6.3 Complications and Treatment
Dysregulation of T-cell homeostasis resulting from the progression of
diabetes mellitus can affect all vital organs in the body, resulting in
a variety of chronic complications. The adipose tissue is an endocrine
organ that plays an important role in regulating glucose metabolism and
fatty acid oxidation. Under physiological conditions, adipokines (such
as leptin) continually activate effector T cells, which leads to the
generation of cytokines that suppress inflammation; the liver first
undergoes steatosis, and the secretion of chemokines by hepatocytes and
Kupffer cells eventually leads to inflammation and
fibrosis58,115. A study on T2DM and cardiovascular
risk found increased immune activation in individuals with T2DM and
cardiovascular disease116 and that signaling by
inducible T cell costimulator and its ligand (ICOS/ICOSL), a
co-stimulatory immune checkpoint, induces cytotoxic effects, such as
activation of cytotoxic T lymphocytes, and inhibits Treg
activity117. High glucose levels and AGEs may cause
T-cell inflammatory responses and vascular endothelial dysfunction by
upregulating ICOS signaling118. In addition, diabetic
nephropathy100 and retinopathy119exhibit varying degrees of T cell homeostasis disruption, exacerbating
inflammation and dysfunction.
A growing body of research is exploring immunotherapies for T2DM to
reduce disease progression and complications.
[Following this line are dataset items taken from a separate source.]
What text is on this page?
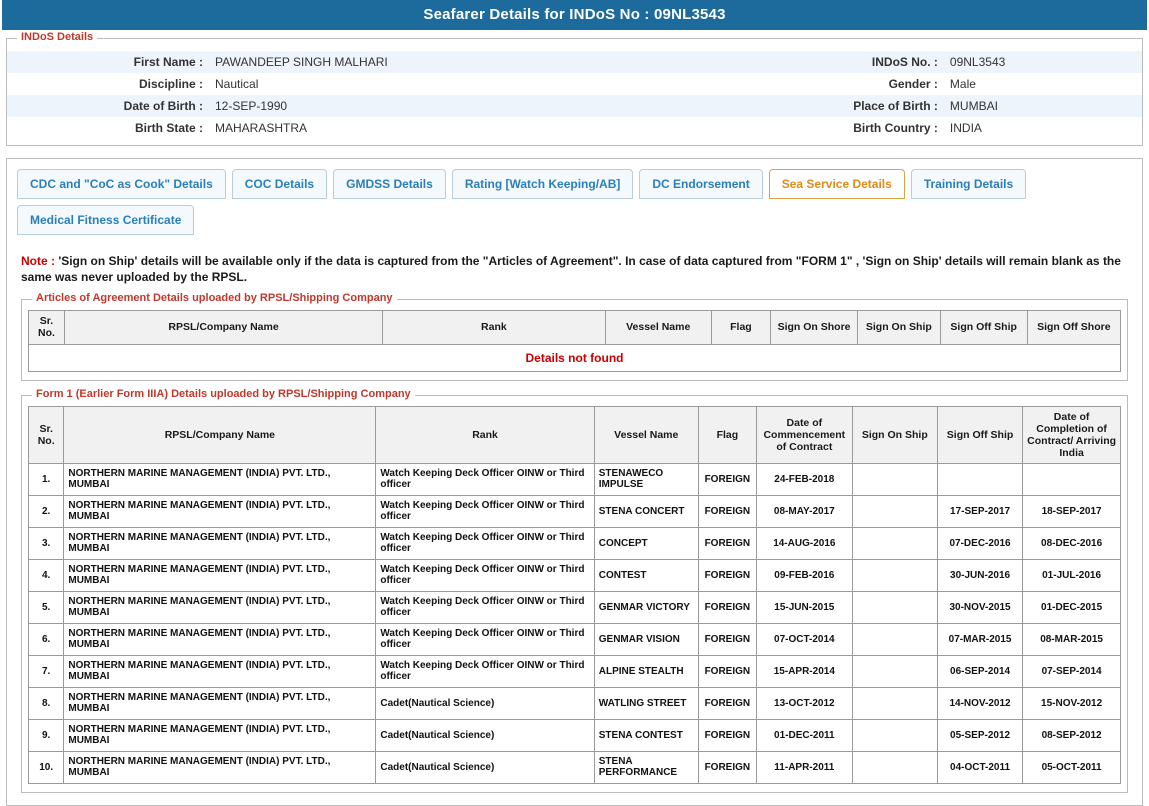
Seafarer Details for INDoS No : 09NL3543
INDoS Details
First Name :	PAWANDEEP SINGH MALHARI	INDoS No. :	09NL3543
Discipline :	Nautical	Gender :	Male
Date of Birth :	12-SEP-1990	Place of Birth :	MUMBAI
Birth State :	MAHARASHTRA	Birth Country :	INDIA
CDC and "CoC as Cook" Details	COC Details	GMDSS Details	Rating [Watch Keeping/AB]	DC Endorsement	Sea Service Details	Training Details
Medical Fitness Certificate
Note : 'Sign on Ship' details will be available only if the data is captured from the "Articles of Agreement". In case of data captured from "FORM 1" , 'Sign on Ship' details will remain blank as the same was never uploaded by the RPSL.
Articles of Agreement Details uploaded by RPSL/Shipping Company
Sr. No.	RPSL/Company Name	Rank	Vessel Name	Flag	Sign On Shore	Sign On Ship	Sign Off Ship	Sign Off Shore
Details not found
Form 1 (Earlier Form IIIA) Details uploaded by RPSL/Shipping Company
Sr. No.	RPSL/Company Name	Rank	Vessel Name	Flag	Date of Commencement of Contract	Sign On Ship	Sign Off Ship	Date of Completion of Contract/ Arriving India
1.	NORTHERN MARINE MANAGEMENT (INDIA) PVT. LTD., MUMBAI	Watch Keeping Deck Officer OINW or Third officer	STENAWECO IMPULSE	FOREIGN	24-FEB-2018			
2.	NORTHERN MARINE MANAGEMENT (INDIA) PVT. LTD., MUMBAI	Watch Keeping Deck Officer OINW or Third officer	STENA CONCERT	FOREIGN	08-MAY-2017		17-SEP-2017	18-SEP-2017
3.	NORTHERN MARINE MANAGEMENT (INDIA) PVT. LTD., MUMBAI	Watch Keeping Deck Officer OINW or Third officer	CONCEPT	FOREIGN	14-AUG-2016		07-DEC-2016	08-DEC-2016
4.	NORTHERN MARINE MANAGEMENT (INDIA) PVT. LTD., MUMBAI	Watch Keeping Deck Officer OINW or Third officer	CONTEST	FOREIGN	09-FEB-2016		30-JUN-2016	01-JUL-2016
5.	NORTHERN MARINE MANAGEMENT (INDIA) PVT. LTD., MUMBAI	Watch Keeping Deck Officer OINW or Third officer	GENMAR VICTORY	FOREIGN	15-JUN-2015		30-NOV-2015	01-DEC-2015
6.	NORTHERN MARINE MANAGEMENT (INDIA) PVT. LTD., MUMBAI	Watch Keeping Deck Officer OINW or Third officer	GENMAR VISION	FOREIGN	07-OCT-2014		07-MAR-2015	08-MAR-2015
7.	NORTHERN MARINE MANAGEMENT (INDIA) PVT. LTD., MUMBAI	Watch Keeping Deck Officer OINW or Third officer	ALPINE STEALTH	FOREIGN	15-APR-2014		06-SEP-2014	07-SEP-2014
8.	NORTHERN MARINE MANAGEMENT (INDIA) PVT. LTD., MUMBAI	Cadet(Nautical Science)	WATLING STREET	FOREIGN	13-OCT-2012		14-NOV-2012	15-NOV-2012
9.	NORTHERN MARINE MANAGEMENT (INDIA) PVT. LTD., MUMBAI	Cadet(Nautical Science)	STENA CONTEST	FOREIGN	01-DEC-2011		05-SEP-2012	08-SEP-2012
10.	NORTHERN MARINE MANAGEMENT (INDIA) PVT. LTD., MUMBAI	Cadet(Nautical Science)	STENA PERFORMANCE	FOREIGN	11-APR-2011		04-OCT-2011	05-OCT-2011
Conventional oral
hypoglycemic agents such as glucagon-like peptide (GLP)-1 agonists have
been shown to help inhibit T cell proliferation, promote Th2 transition,
and reduce the IL-1/IFN-γ ratio to reduce renal and cardiovascular
deterioration120,121. Patients with newly diagnosed
T2DM who have a short course of rigorous insulin treatment have
substantial reductions in inflammatory markers such as IL-6, TNF-α, and
chemokines and increases in activating factors that govern proper T cell
production and secreted chemokines122, further
suggesting that insulin regulates T cell immune homeostasis in addition
to its glucose-lowering effects. However, the effects of these factors
on the inflammatory signaling pathway in blood glucose levels are
understudied. Additionally, the role of immunomodulation in the
treatment of T2DM goes far beyond that. Adult stem cells from
individuals with obesity and T2DM inhibit CD4+ T cell
proliferation, modulate T cell activation markers (CD69 and CD25), and
increase Treg frequency123 thereby facilitating
immunotherapy.
Researchers are currently exploring the development of a diabetes
vaccine that modulates immune cell subsets in T2DM. A vaccine targeting
IL-1β with polylactic acid particles as an adjuvant targets and inhibits
IL-1β and blocks NF-κB activation by decreasing the levels of IKKβ and
phosphorylated RelA124 and blocking the release of
pro-inflammatory factors. The PD-1 pathway is important for regulating
T-cell activation, tolerance, and exhaustion. There have been opposing
findings regarding whether PD-1 is upregulated110,111or downregulated114 in T2DM, but it has been suggested
that PD-1-deficient Tregs may protect non-obese diabetic mice from
diabetes by inhibiting the PI3K/AKT pathway125.
Therefore, the use of PD-1 as an immune checkpoint inhibitor may be
beneficial in restoring immune function in patients with T2DM.